# Linear algebra plane span

• Sep 15th 2008, 04:41 PM
Linnus
Linear algebra plane span
Let $\displaystyle a_1= \begin{bmatrix} 1 \\ 4 \\ -2 \end{bmatrix}, a_2= \begin{bmatrix} -2 \\ -3 \\ 7 \end{bmatrix}$ and $\displaystyle b= \begin{bmatrix} 4 \\ 1 \\ h \end{bmatrix}$. For what value(s) of h is b in the plane spanned by $\displaystyle a_1$and $\displaystyle a_2$?
• Sep 15th 2008, 05:00 PM
ThePerfectHacker
Quote:

Originally Posted by Linnus
Let $\displaystyle a_1= \begin{bmatrix} 1 \\ 4 \\ -2 \end{bmatrix}, a_2= \begin{bmatrix} -2 \\ -3 \\ 7 \end{bmatrix}$ and $\displaystyle b= \begin{bmatrix} 4 \\ 1 \\ h \end{bmatrix}$. For what value(s) of h is b in the plane spanned by $\displaystyle a_1$and $\displaystyle a_2$?

You are asking for what $\displaystyle h$ does there exists real numbers $\displaystyle a,b$ so that $\displaystyle a\bold{a_1}+b\bold{a_2} = \bold{b}$?
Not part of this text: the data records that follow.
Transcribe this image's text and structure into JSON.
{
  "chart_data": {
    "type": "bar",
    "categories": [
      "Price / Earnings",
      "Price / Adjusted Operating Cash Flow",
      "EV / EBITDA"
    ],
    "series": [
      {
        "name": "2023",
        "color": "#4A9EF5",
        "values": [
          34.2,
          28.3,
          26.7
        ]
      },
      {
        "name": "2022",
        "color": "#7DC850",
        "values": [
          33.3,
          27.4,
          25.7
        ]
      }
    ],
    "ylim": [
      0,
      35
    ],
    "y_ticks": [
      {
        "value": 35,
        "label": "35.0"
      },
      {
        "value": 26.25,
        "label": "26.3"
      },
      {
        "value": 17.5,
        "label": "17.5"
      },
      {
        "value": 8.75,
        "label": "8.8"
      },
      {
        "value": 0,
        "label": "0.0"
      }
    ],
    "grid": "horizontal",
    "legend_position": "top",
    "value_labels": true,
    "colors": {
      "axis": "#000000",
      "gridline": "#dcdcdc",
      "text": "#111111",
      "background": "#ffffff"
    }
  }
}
This leads to the equations,
$\displaystyle a-2b = 4$
$\displaystyle 4a -3b = 1$
$\displaystyle -2a+7b = h$

We want this system to be consistent i.e. it has solutions.
Convert this equation into a matrix,
$\displaystyle \begin{bmatrix}1 & -2 & 4 \\ 4 & - 3 & 1 \\ -2 & 7 & h \end{bmatrix}$

Now use Gauss-Jordan elimination to reduce it you should get on the bottom row something like: $\displaystyle [ 0 ~ \ ~ 0 ~ \ ~ \text{ expression of h} ]$.
Then in order for it to be consider that expression of $\displaystyle h$ needs to be equal to zero.